For additional details please refer to the original articles of this methods:

DQN, Double DQN, Dueling DQN, Priority Replay

Model Hyper-Parameters

Here are reported a series of hyper-parameters of the Learning Algorithm: The input layer size corresponds to the state vector (37). The output layer size corresponds to the number of actions available (4). The network used in this experiment has 3 fully connected hidden layers of respectfully [64, 128, 64] neurons followed by Relu Non-linearities. In previous attempts, an architecture with 2 hidden layers of [64, 64] neurons, but its convergence was slower.

Regarding the Learning process, the model hyper-parameters are the following

update_every=4,
lr=5e-4, # learning rate
batch_size=64,
buffer_size=int(1e5),
gamma=0.99, #discount factor
tau=1e-3, # for soft update of target parameters (DDQN)
priority_probability_a=.9, # Coefficient used to compute the importance of the priority weights during buffer sampling
priority_correction_b=1. # Corrective factor for the loss in case of Priority Replay Buffer

n_episodes=1800
max_t=600,
eps_start=1.,
eps_end=0.02,
eps_decay=0.9950,

For the semantics of the value, please refer to the Readme.md file

Training Performance

The Final approach used all the above mentioned mechanisms reaching a final average score superior to 15. Here are reported an animated GIF captured during the training process and the plot of the average score (100 episodes) during each episode: Training Process Training Score averaged

Example Run

In here is reported a GIF of an example execution of the trained agent. Example execution of the trained agent

Future Improvements

The agents performs already quite well during the game. However, its average score seems to saturate between 15 and 16. Thus it is still improvable. In particularm the following misbehaviours have been found.

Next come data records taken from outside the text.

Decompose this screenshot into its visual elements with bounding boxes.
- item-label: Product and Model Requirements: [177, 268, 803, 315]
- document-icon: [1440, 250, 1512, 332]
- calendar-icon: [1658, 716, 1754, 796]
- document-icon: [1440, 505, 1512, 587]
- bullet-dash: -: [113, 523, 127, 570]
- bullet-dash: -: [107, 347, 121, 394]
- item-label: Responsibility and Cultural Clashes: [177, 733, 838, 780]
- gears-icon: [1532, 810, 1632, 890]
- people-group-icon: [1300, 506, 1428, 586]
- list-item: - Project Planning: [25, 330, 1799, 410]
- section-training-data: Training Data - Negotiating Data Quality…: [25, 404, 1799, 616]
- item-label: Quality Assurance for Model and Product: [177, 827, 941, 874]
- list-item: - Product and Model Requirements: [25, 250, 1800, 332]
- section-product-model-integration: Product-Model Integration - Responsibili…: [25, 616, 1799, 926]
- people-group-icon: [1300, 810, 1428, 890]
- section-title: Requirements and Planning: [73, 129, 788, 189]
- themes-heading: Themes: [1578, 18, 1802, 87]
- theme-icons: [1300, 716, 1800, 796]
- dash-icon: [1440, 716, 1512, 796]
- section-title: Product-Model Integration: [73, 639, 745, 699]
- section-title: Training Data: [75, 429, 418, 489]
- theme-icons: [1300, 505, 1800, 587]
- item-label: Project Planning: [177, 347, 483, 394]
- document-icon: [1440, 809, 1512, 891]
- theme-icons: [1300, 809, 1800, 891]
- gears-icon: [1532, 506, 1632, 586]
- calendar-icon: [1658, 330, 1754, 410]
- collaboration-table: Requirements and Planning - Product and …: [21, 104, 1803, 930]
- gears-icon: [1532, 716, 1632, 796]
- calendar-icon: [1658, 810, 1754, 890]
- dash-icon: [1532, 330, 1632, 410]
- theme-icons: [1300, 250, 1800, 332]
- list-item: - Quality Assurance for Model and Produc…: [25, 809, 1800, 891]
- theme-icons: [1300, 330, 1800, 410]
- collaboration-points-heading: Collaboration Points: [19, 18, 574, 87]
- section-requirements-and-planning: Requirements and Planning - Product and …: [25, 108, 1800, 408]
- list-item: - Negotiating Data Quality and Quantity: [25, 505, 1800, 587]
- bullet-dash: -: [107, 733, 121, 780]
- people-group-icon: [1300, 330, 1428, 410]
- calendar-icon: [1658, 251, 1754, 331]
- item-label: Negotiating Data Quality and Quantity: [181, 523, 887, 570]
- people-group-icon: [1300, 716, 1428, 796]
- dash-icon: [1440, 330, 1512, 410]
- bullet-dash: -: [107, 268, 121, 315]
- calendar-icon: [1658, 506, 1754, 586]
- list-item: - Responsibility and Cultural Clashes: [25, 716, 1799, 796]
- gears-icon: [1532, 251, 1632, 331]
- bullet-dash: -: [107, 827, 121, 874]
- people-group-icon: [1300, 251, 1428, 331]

  1. In certain situations, the agent seems looping without knowing how to proceed, wasting precious steps until the end of the episode.
  2. When a yellow and a blue banana are very close to each other the agents approaches losing the game.

In the case of (1.) one could think to evaluate differt variations of the reward function. For example, introducing mechanisms to make the agent more efficient in its decisions like lowering the reward based on the number of steps between consecutive positive rewards. Such mechanism should be used very carefully, because if the penalty is too high the agent may prefer to take a blue banana nearby rather than a far away yellow banana. Similarly, for reducing (2.) the negative reward for getting a blue banana could be amplified to avoid selecting yellow bananas close to blue ones.

Furthermore, annealing the values of α and β of the priorty sampling could speedup the convergence. More importantly, the agent should be trained on the image data from the environment, which may make the agent play with the same baseline as a human would.